Open Journal of Mathematical Analysis
Vol. 7 (2023), Issue 1, pp. 42 – 55
ISSN: 2616-8111 (Online) 2616-8103 (Print)
DOI: 10.30538/psrp-oma2023.0122
On norms of derivations implemented by self-adjoint operators
Obogi Robert Karieko\(^{1}\)
\(^{1}\) Department of Mathematics and Actuarial Science, Kisii University, P.O BOX 408-40200, KISII, KENYA
Copyright © 2023 Obogi Robert Karieko. This is an open access article distributed under the Creative Commons Attribution License, which permits unrestricted use, distribution, and reproduction in any medium, provided the original work is properly cited.
Received: March 17, 2023 – Accepted: June 16, 2023 – Published: June 30, 2023
Abstract
In this paper, we concentrate on norms of derivations implemented by self-adjoint operators.
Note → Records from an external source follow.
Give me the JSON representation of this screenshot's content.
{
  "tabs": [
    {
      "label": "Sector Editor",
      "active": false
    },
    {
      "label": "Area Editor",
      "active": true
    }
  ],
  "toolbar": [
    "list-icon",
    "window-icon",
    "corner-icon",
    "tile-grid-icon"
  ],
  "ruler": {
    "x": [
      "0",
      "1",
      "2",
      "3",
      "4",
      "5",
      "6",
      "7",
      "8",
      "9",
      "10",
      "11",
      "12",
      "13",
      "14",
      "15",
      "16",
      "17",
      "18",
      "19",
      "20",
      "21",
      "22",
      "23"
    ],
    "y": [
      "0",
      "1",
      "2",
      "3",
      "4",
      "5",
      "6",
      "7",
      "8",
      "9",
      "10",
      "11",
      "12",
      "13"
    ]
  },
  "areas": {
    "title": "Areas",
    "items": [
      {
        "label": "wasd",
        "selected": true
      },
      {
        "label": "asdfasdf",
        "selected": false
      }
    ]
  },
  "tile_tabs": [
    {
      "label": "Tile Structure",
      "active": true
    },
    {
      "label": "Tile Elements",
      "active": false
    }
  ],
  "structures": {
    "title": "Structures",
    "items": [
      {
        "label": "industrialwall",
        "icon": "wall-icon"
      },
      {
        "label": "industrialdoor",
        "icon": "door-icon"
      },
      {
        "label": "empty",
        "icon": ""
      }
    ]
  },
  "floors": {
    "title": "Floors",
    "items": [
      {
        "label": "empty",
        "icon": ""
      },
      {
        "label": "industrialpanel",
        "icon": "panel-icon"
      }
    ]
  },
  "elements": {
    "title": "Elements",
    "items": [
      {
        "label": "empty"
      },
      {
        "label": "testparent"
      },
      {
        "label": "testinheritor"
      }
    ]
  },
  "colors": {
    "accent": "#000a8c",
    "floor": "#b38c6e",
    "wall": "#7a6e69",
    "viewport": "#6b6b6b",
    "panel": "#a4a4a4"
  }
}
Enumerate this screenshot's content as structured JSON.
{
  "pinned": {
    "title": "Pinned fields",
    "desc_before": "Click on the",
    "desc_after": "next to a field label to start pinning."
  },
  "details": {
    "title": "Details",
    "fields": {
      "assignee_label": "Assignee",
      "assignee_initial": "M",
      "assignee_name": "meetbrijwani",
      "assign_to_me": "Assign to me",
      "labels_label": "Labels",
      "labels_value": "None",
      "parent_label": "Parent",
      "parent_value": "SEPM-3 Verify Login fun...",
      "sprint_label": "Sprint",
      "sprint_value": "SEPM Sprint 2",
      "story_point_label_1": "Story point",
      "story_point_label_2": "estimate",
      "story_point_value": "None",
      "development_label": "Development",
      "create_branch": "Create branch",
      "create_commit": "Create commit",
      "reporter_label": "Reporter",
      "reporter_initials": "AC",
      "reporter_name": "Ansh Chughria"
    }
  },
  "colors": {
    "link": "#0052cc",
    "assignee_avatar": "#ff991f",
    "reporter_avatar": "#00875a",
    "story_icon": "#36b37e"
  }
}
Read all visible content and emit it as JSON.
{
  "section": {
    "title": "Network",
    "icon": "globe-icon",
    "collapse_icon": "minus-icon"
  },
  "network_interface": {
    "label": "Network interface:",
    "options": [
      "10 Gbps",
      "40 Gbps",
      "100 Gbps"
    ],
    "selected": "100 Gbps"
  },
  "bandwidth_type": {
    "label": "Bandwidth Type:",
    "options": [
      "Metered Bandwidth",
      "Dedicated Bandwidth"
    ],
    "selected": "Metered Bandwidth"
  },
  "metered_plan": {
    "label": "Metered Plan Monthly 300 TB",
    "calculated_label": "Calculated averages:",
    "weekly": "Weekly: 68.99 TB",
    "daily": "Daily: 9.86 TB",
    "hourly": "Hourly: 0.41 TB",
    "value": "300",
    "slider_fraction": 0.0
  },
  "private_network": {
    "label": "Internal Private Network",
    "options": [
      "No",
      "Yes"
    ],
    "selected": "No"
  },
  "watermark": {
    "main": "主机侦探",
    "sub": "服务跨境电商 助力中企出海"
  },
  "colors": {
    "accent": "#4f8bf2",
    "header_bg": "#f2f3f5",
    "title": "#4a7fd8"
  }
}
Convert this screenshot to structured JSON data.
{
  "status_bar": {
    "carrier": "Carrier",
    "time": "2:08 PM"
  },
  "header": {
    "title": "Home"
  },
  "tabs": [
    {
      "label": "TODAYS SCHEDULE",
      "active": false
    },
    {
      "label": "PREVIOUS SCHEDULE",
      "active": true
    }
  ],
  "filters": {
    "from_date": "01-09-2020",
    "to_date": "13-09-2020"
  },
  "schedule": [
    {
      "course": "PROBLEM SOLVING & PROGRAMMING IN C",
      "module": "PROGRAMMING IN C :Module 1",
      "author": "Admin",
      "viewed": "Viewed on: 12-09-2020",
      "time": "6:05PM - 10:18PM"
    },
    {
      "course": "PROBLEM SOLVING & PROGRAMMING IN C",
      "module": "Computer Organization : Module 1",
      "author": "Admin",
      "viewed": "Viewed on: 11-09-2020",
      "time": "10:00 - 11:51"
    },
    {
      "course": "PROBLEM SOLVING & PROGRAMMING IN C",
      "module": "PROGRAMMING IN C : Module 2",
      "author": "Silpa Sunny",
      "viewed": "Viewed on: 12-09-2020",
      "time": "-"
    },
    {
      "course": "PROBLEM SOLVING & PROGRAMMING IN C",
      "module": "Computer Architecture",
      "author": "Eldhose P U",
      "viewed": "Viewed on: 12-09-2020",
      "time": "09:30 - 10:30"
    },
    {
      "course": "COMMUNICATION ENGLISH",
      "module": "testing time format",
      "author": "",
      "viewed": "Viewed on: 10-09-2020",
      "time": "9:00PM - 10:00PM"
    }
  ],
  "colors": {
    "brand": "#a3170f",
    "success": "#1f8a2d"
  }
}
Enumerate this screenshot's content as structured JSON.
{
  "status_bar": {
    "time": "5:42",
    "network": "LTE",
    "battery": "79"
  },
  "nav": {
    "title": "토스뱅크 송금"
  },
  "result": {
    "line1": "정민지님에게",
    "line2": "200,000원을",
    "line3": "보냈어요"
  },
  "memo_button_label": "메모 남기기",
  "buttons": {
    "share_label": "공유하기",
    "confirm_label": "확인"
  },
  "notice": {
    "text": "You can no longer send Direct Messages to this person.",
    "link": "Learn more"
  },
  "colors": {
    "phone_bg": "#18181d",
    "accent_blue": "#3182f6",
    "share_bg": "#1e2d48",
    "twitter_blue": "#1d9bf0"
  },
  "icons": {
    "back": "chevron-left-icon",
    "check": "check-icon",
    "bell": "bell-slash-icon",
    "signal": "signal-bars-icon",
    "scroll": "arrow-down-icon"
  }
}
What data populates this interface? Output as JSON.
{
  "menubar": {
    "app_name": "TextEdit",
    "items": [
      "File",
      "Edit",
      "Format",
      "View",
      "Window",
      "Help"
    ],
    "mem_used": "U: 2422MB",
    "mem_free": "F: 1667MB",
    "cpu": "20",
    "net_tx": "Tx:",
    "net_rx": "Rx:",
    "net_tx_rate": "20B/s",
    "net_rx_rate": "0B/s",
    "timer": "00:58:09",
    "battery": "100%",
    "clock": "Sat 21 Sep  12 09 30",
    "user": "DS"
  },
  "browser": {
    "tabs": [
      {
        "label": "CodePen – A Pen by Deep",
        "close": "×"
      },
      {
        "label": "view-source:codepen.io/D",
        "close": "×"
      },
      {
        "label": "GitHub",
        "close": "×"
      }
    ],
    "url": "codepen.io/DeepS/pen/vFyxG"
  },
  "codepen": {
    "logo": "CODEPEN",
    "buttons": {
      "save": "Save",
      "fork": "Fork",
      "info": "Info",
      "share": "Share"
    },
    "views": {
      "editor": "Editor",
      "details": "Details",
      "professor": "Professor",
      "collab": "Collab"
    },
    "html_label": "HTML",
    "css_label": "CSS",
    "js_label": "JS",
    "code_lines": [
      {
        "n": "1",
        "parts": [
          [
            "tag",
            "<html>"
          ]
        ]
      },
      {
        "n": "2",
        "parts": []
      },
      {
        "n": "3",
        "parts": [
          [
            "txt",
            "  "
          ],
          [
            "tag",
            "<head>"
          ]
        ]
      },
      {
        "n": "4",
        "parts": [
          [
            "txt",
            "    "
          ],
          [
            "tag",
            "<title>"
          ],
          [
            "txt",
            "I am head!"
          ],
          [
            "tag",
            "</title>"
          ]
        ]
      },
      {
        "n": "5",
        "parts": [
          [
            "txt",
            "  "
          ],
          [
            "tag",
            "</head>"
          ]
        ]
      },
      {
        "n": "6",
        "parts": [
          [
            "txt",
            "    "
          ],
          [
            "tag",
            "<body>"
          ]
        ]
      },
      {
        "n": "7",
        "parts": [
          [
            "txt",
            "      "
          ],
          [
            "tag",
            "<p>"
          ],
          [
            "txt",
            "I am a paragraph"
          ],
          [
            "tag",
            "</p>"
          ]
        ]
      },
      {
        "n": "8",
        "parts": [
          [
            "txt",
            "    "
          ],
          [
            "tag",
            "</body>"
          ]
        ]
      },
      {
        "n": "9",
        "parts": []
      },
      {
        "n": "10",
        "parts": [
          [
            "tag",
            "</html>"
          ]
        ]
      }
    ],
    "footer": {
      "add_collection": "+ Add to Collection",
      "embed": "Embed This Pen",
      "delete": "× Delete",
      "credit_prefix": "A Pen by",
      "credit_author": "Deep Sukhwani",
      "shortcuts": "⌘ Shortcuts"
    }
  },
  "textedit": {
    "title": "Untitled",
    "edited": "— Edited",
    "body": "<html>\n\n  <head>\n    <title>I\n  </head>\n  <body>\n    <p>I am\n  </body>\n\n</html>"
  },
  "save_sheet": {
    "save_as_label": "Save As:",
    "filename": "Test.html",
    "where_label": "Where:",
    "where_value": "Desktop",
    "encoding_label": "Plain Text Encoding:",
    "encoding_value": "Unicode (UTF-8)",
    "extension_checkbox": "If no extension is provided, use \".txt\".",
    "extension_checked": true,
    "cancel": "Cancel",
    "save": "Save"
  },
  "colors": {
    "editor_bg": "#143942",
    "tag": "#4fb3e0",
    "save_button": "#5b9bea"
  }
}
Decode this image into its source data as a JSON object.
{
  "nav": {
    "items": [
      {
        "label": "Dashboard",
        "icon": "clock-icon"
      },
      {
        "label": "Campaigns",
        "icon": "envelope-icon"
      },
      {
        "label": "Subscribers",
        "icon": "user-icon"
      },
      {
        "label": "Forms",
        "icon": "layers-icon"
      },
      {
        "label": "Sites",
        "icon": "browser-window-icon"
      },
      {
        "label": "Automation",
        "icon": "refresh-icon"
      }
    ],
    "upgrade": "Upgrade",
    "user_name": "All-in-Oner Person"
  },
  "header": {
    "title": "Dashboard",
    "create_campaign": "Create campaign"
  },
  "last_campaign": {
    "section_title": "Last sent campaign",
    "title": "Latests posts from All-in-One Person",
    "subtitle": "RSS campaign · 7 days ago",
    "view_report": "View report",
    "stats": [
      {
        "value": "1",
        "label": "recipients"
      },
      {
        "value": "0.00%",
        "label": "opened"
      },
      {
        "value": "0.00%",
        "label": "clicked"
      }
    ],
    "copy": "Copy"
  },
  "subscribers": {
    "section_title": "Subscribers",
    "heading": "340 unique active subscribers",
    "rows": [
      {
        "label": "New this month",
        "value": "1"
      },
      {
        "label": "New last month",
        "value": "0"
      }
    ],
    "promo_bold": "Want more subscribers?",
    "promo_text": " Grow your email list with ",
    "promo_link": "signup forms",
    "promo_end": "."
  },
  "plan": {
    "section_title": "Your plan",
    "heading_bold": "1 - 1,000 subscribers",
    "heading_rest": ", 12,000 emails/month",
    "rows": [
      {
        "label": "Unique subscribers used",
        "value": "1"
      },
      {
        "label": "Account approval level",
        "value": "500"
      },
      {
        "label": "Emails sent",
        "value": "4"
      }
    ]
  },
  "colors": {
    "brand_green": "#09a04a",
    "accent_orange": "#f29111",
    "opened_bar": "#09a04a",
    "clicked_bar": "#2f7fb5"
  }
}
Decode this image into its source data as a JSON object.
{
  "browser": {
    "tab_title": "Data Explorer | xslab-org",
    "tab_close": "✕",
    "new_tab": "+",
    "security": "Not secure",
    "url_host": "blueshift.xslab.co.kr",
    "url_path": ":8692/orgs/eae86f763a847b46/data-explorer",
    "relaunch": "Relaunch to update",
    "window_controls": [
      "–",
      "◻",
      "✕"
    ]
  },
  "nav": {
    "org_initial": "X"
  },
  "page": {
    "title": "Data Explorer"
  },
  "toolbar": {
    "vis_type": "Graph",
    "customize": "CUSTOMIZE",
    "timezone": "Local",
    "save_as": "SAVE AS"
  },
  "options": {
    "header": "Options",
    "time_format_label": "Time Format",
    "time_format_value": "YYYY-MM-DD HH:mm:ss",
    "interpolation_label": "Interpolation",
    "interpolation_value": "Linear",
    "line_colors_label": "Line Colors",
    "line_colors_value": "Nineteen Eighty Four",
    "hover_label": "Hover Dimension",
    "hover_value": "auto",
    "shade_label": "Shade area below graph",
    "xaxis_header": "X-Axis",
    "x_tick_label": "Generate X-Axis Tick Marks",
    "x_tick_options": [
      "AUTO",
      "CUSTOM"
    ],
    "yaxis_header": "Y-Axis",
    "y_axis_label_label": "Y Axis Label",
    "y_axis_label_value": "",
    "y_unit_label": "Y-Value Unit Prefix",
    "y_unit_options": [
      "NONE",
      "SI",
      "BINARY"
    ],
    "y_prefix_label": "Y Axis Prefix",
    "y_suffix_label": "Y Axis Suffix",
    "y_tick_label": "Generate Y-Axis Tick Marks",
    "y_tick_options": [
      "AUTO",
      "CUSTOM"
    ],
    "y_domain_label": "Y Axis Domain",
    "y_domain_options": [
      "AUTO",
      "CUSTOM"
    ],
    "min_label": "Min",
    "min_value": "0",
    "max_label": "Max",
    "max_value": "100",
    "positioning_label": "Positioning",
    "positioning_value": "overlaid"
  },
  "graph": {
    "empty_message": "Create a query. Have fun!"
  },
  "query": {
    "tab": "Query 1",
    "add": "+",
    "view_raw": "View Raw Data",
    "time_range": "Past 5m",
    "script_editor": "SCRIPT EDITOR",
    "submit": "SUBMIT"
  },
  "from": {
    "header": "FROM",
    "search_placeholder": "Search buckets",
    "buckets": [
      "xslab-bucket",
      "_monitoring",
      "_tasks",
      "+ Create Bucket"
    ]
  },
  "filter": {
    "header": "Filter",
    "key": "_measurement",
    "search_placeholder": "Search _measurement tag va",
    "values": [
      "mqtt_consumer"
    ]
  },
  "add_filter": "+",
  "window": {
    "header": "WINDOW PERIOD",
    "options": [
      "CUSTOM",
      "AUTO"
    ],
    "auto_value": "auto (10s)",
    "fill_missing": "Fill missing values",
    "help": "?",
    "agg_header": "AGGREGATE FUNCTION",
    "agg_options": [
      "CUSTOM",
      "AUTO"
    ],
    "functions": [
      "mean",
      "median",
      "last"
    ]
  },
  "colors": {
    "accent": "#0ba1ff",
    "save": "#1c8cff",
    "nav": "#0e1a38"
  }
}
We determine the upper and lower norm estimates of derivations implemented by self-adjoint operators.The results show that the knowledge of self-adjoint governs the quantum chemical system in which the eigenvalue and eigenvector of a self-adjoint operator represents the ground state energy and the ground state wave function of the system respectively.
Keywords:
norm; orthogonality; self-adjoint operator; derivation; linear operator.